西林:我々がキャスティングの候補を出すポイントは、企画や訴求内容とマッチするかということと、ターゲット層とマッチしているのかの2点になります。前者では、VANDLE CARDはきちんと説明しなければいけないことが多いので、コンビの掛け合いで説明するのがわかりやすいと考えました。NON STYLEさんはスピード漫才が売りで、説明的な言葉の中にも笑いを入れられます。後者に関して、NON STYLEさんは女子高生の人気芸人ランキングで1位になるなど、若年層から絶大な支持を得続けています。Twitterでのエンゲージメントもすごく高いんですよ。Twitterユーザーに受け入れられやすいということは、それまでの他のクライアントさんとの施策でも見えていました。
酒井:Libalentさんのキャスティング資料でも、NON STYLEさんの好感度は圧倒的に高かったんですよ。NON STYLEファンの方以外に広告が当たっても、好感度が高ければネガティブなコメントがつきにくいだろうというのが決め手の一つでした。また、 NON STYLEの石田明さんと井上裕介さんのTwitter投稿を実際に見てみても、1つの投稿に対して何万いいね、何千リツイートという反響があり、エンゲージメントの高さを実感しました。
アドリブも活かした動画制作
MZ:動画制作は、どのような手順で行っていくのでしょうか。
西林:まず我々が用意しているフォーマットに、クライアントさんの訴求テーマや入れたいキーワード、NGワードなどをご記入いただきます。そして通常は、弊社の構成作家やクリエイティブチームと共に台本を作ります。その後、出演する芸人とも打ち合わせをし、もっとこうした方がいいのではないかというような意見を反映させて台本を仕上げます。ただNON STYLEさんに関しては特殊で、石田さん自身がネタを作って、台本を書いています。石田さんはクライアントさんの訴求内容を咀嚼して理解してくれ、笑いもしっかり入れたネタを作り上げてくれるのでこういった形で実現できました。本当に頭が上がらないです(笑)。

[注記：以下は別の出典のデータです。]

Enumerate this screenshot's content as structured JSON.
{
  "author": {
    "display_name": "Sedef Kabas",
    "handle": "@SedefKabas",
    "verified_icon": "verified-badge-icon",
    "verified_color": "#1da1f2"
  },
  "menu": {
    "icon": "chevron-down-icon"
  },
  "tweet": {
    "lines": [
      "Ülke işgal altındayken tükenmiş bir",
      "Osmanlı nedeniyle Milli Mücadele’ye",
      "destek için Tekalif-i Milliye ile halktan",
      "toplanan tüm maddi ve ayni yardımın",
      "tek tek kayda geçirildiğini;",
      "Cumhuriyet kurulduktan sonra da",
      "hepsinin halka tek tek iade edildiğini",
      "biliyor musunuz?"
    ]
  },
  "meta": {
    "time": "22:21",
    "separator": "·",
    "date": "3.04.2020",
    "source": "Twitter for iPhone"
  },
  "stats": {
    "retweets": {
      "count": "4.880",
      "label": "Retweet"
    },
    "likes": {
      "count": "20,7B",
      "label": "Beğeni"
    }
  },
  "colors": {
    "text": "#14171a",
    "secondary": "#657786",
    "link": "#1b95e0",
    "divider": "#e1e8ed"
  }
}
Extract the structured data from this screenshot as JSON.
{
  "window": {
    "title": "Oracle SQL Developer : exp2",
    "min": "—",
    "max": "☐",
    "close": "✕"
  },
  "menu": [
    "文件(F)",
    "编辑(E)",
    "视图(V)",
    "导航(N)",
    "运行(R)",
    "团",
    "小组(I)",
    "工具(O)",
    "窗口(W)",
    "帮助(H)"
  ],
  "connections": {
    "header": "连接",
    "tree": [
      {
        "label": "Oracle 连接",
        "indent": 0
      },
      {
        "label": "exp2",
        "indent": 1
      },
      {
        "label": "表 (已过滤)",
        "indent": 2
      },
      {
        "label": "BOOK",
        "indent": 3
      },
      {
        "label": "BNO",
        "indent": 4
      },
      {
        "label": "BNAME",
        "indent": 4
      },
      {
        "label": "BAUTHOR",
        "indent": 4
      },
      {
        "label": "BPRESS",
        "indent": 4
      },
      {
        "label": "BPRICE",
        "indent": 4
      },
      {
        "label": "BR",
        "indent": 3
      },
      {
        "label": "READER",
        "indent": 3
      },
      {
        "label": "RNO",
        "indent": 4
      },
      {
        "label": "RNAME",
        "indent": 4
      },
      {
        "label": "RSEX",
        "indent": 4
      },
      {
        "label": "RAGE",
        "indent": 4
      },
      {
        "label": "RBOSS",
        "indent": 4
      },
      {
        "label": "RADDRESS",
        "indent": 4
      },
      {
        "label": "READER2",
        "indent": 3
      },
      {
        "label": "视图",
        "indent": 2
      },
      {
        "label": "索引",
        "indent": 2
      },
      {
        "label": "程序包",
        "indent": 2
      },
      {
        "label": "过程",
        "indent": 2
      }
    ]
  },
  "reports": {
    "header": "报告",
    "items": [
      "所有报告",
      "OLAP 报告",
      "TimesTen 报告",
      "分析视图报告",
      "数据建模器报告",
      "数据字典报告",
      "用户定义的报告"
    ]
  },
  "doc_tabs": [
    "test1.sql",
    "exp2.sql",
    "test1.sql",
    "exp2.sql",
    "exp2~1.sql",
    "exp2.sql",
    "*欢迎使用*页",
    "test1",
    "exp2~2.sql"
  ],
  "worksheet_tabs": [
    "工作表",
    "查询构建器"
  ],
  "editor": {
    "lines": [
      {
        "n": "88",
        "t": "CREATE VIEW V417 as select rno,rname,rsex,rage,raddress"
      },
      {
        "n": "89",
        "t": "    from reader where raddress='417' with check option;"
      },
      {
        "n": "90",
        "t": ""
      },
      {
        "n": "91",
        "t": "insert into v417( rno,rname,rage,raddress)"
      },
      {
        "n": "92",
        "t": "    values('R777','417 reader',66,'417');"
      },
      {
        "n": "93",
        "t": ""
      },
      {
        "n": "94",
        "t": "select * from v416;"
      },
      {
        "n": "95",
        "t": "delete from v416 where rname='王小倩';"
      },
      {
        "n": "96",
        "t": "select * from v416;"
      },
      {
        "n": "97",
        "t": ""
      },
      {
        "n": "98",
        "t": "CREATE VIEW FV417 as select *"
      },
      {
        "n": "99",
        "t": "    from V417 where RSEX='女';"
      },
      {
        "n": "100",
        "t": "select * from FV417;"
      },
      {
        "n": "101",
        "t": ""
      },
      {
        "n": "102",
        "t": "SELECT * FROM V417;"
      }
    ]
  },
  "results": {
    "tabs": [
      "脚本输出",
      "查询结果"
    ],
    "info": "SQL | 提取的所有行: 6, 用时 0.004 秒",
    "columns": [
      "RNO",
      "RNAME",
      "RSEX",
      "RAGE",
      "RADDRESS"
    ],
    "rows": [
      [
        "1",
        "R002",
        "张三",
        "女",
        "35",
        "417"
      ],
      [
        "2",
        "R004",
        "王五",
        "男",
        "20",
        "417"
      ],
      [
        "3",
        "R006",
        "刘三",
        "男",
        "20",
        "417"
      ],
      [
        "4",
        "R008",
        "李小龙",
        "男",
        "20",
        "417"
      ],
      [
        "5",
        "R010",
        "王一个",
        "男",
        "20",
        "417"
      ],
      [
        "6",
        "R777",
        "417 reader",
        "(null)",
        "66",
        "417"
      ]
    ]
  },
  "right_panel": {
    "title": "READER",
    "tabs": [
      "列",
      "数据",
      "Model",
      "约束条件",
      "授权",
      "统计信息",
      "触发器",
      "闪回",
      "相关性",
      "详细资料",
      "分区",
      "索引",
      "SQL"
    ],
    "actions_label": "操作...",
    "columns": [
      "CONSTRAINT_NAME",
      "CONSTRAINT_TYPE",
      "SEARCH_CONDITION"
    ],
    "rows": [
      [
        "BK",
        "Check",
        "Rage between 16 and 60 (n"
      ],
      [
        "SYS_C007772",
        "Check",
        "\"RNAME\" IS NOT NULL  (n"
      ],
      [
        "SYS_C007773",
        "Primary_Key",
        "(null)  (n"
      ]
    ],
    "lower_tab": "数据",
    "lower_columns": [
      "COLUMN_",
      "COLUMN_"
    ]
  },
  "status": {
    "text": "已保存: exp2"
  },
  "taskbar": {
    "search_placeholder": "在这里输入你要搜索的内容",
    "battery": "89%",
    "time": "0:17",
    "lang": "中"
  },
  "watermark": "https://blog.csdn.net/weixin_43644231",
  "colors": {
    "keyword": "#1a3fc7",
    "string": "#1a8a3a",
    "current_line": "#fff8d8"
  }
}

MZ:撮影時の雰囲気はどういった感じなのでしょうか。
西林:撮影には必ずクライアントさんにもご同席いただいています。その場で表現などについてチェックしていただくためです。撮影のときに僕らが意識しているのは、現場でクライアントさんにも楽しんでもらうことです。台本を作ってはいるものの、ボケなどに関しては芸人さんに自由に変えていいよと伝えています。クライアントさんをお客さんと見立てたお笑いライブにしちゃうことで、芸人さんのアドリブも引き出せて、結果的に台本以上のものが出来上がります。
酒井:お笑いの部分は芸人さんにお任せして、サービスの特徴をちゃんと伝えるというところの補足は自分がやらせてもらうという、良好なバランスで撮影ができました。丸投げではなく、一緒におもしろいものが作れたなという感覚があります。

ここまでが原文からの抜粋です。